Bendochy Parish Church is one of the oldest ecclesiastic sites in Scotland, the walls of the present Church being seven hundred years old. Even earlier, in the time of the Culdees, there was a religious centre here.
The Cistercian abbey of Coupar Angus, just two miles away, took over the church in medieval times. At that time, it would have been a simple rectangular white-washed stone building with plain rectangular windows and an earth floor. The Monks would have forded the River Isla just above the Church when visiting it and Coupar Grange, the home farm of the Abbey of Coupar. This ford was still in use in living memory.
After the Reformation in 1560, box pews were installed in the Church and a fine oak pulpit placed in the centre of the East wall where it stands today.
It is similar to the pulpit in St. Andrews from which John Knox is reputed to have preached…the only two of their kind in Scotland.
In 1885 there were extensive alterations and repairs which lasted six months. The original walls, which are understood to be very old, were retained, transepts added to the East end, a porch to the entrance and a vestry to the rear. A new belfry was built on the West end. The present belfry and bell, with its outside rope, is still in use, and is rung, by hand, every Sunday as a call to worship.
In the back wall of the church is a stone erected, in 1587, to the memory of Nicol Campbell, proprietor of Keithock, son of Donald, Abbot of Cupar, and grandson of the Earl of Argyle.
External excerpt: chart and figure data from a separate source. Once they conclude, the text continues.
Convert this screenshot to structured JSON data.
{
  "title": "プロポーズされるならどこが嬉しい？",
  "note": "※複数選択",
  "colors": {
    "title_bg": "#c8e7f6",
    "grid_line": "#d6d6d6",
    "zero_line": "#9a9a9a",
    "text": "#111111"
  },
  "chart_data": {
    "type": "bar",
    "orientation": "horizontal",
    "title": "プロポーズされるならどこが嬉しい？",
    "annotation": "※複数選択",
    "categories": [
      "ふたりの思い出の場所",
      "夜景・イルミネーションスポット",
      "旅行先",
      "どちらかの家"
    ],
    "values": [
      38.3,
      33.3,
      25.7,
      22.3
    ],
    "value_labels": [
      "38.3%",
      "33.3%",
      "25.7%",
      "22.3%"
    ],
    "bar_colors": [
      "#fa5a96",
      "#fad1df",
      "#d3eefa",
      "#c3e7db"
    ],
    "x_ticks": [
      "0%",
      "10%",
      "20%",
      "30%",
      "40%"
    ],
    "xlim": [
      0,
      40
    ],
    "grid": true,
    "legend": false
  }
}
Another, in the west passage, was erected, in 1584, to the memory of his brother David, proprietor of Denhead, in Cupar parish.
There is also a stone to Leonard Leslie, Commendator of Cupar Abbey, who died in 1605, aged 81.
And there is a figure in the wall, dated 1606, representing John Cummin, proprietor of Couttie, in Bendochy parish, dressed in a coat of mail, and standing on a dog.
An entry in the Old Statistical Account of Scotland, Perth describes the manse: " The manse is sweetly situated on the banks of the Isla, snugly embosomed in its own little grove of wood, and oh! ye my successors, lift not up the axe against the trees. Touch not the old ash that has stood for a century the sentinel of the manse, guarding it from the eastern blasts, and protecting from the storm the graceful birches that weep and wave their branches below."